Diversification Opportunities for Putnam Small and Putnam International
-0.61 | Correlation Coefficient |
Excellent diversification
The 3 months correlation between Putnam and Putnam is -0.61. Overlapping area represents the amount of risk that can be diversified away by holding Putnam Small Cap and Putnam International Value in the same portfolio, assuming nothing else is changed. The correlation between historical prices or returns on Putnam International and Putnam Small is a relative statistical measure of the degree to which these equity instruments tend to move together. The correlation coefficient measures the extent to which returns on Putnam Small Cap are associated (or correlated) with Putnam International. Values of the correlation coefficient range from -1 to +1, where. The correlation of zero (0) is possible when the price movement of Putnam International has no effect on the direction of Putnam Small i.e., Putnam Small and Putnam International go up and down completely randomly.
Pair Corralation between Putnam Small and Putnam International
Assuming the 90 days horizon Putnam Small Cap is expected to under-perform the Putnam International. In addition to that, Putnam Small is 1.28 times more volatile than Putnam International Value. It trades about -0.09 of its total potential returns per unit of risk. Putnam International Value is currently generating about 0.22 per unit of volatility. If you would invest 1,335 in Putnam International Value on December 29, 2024 and sell it today you would earn a total of 163.00 from holding Putnam International Value or generate 12.21% return on investment over 90 days.
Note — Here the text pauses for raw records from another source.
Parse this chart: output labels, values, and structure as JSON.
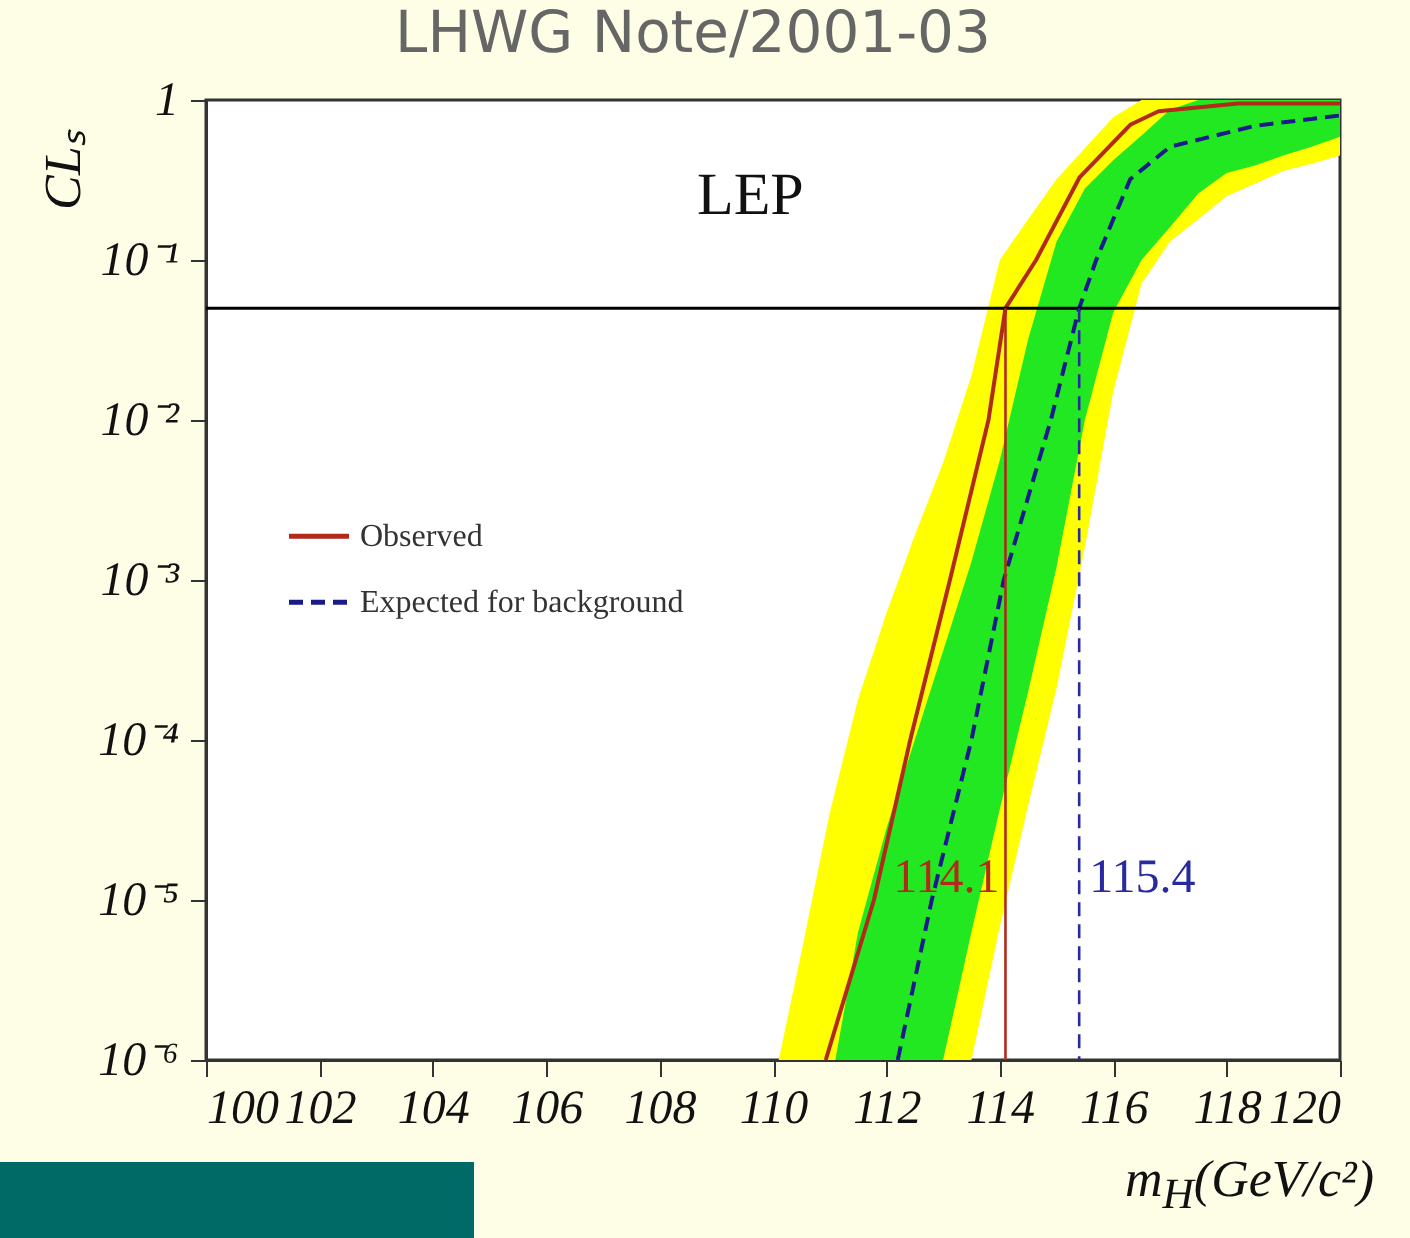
{
  "chart_data": {
    "type": "line",
    "title": "LHWG Note/2001-03",
    "xlabel": "m$_{H}$(GeV/c²)",
    "ylabel": "CLₛ",
    "log": "y",
    "xlim": [
      100,
      120
    ],
    "xticks": [
      100,
      102,
      104,
      106,
      108,
      110,
      112,
      114,
      116,
      118,
      120
    ],
    "ylim": [
      1e-06,
      1
    ],
    "yticks": [
      1,
      {
        "value": 0.1,
        "label": "10⁻¹"
      },
      {
        "value": 0.01,
        "label": "10⁻²"
      },
      {
        "value": 0.001,
        "label": "10⁻³"
      },
      {
        "value": 0.0001,
        "label": "10⁻⁴"
      },
      {
        "value": 1e-05,
        "label": "10⁻⁵"
      },
      {
        "value": 1e-06,
        "label": "10⁻⁶"
      }
    ],
    "grid": false,
    "legend": "left",
    "annotations": [
      "LEP"
    ],
    "series": [
      {
        "type": "area",
        "color": "#ffff00",
        "x": [
          110.1,
          110.5,
          111,
          111.5,
          112,
          112.5,
          113,
          113.5,
          114,
          114.5,
          115,
          115.5,
          116,
          116.5,
          117,
          117.5,
          118,
          118.5,
          119,
          119.5,
          120
        ],
        "values": [
          null,
          null,
          null,
          null,
          null,
          null,
          null,
          null,
          null,
          null,
          null,
          null,
          null,
          null,
          null,
          null,
          null,
          null,
          null,
          null,
          null
        ],
        "upper": [
          1e-06,
          4.7e-06,
          3.5e-05,
          0.00018,
          0.00062,
          0.0019,
          0.0054,
          0.019,
          0.1,
          0.18,
          0.32,
          0.5,
          0.78,
          1,
          1,
          1,
          1,
          1,
          1,
          1,
          1
        ],
        "lower": [
          1e-06,
          1e-06,
          1e-06,
          1e-06,
          1e-06,
          1e-06,
          1e-06,
          1e-06,
          6.8e-06,
          3.9e-05,
          0.00021,
          0.0016,
          0.015,
          0.071,
          0.13,
          0.18,
          0.25,
          0.3,
          0.36,
          0.4,
          0.45
        ]
      },
      {
        "type": "area",
        "color": "#22e822",
        "x": [
          111.1,
          111.5,
          112,
          112.5,
          113,
          113.5,
          114,
          114.5,
          115,
          115.5,
          116,
          116.5,
          117,
          117.5,
          118,
          118.5,
          119,
          119.5,
          120
        ],
        "values": [
          null,
          null,
          null,
          null,
          null,
          null,
          null,
          null,
          null,
          null,
          null,
          null,
          null,
          null,
          null,
          null,
          null,
          null,
          null
        ],
        "upper": [
          1e-06,
          6.3e-06,
          2.8e-05,
          0.0001,
          0.00036,
          0.0013,
          0.0056,
          0.032,
          0.13,
          0.28,
          0.42,
          0.6,
          0.87,
          1,
          1,
          1,
          1,
          1,
          1
        ],
        "lower": [
          1e-06,
          1e-06,
          1e-06,
          1e-06,
          1e-06,
          6.3e-06,
          3.7e-05,
          0.0002,
          0.0012,
          0.01,
          0.047,
          0.1,
          0.16,
          0.26,
          0.35,
          0.39,
          0.45,
          0.51,
          0.59
        ]
      },
      {
        "name": "Observed",
        "color": "#b22a1a",
        "line_style": "solid",
        "x": [
          110.93,
          111.78,
          112.42,
          113.12,
          113.8,
          114.1,
          114.64,
          115.41,
          116.3,
          116.8,
          118.2,
          120
        ],
        "values": [
          1e-06,
          1e-05,
          0.0001,
          0.001,
          0.01,
          0.05,
          0.1,
          0.33,
          0.7,
          0.85,
          0.95,
          0.95
        ]
      },
      {
        "name": "Expected for background",
        "color": "#1a1a8c",
        "line_style": "dashed",
        "x": [
          112.2,
          112.8,
          113.5,
          114.07,
          114.9,
          115.4,
          115.7,
          116.3,
          117,
          118.5,
          120
        ],
        "values": [
          1e-06,
          1e-05,
          0.0001,
          0.001,
          0.01,
          0.05,
          0.1,
          0.32,
          0.51,
          0.69,
          0.8
        ]
      }
    ],
    "ref_lines": [
      {
        "axis": "y",
        "value": 0.05,
        "color": "#000000"
      },
      {
        "axis": "x",
        "value": 114.1,
        "label": "114.1",
        "color": "#b22a1a"
      },
      {
        "axis": "x",
        "value": 115.4,
        "label": "115.4",
        "color": "#2a2aa0",
        "line_style": "dashed"
      }
    ]
  }
}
Time Period | 3 Months [change] |
Direction | Moves Against |
Strength | Weak |
Accuracy | 100.0% |
Values | Daily Returns |
Putnam Small Cap vs. Putnam International Value
Performance |
Timeline |
Putnam Small Cap |
Putnam International |
Putnam Small and Putnam International Volatility Contrast
Predicted Return Density |
Returns |
Pair Trading with Putnam Small and Putnam International
The main advantage of trading using opposite Putnam Small and Putnam International positions is that it hedges away some unsystematic risk. Because of two separate transactions, even if Putnam Small position performs unexpectedly, Putnam International can make up some of the losses. Pair trading also minimizes risk from directional movements in the market. For example, if an entire industry or sector drops because of unexpected headlines, the short position in Putnam International will offset losses from the drop in Putnam International's long position.Putnam Small vs. Small Pany Growth | Putnam Small vs. Eagle Small Cap | Putnam Small vs. Aqr Small Cap | Putnam Small vs. Small Midcap Dividend Income |
Putnam International vs. Putnam Equity Income | Putnam International vs. Putnam Tax Exempt | Putnam International vs. Putnam Floating Rate | Putnam International vs. Putnam High Yield |
Check out your portfolio center.Note that this page's information should be used as a complementary analysis to find the right mix of equity instruments to add to your existing portfolios or create a brand new portfolio. You can also try the Portfolio Backtesting module to avoid under-diversification and over-optimization by backtesting your portfolios.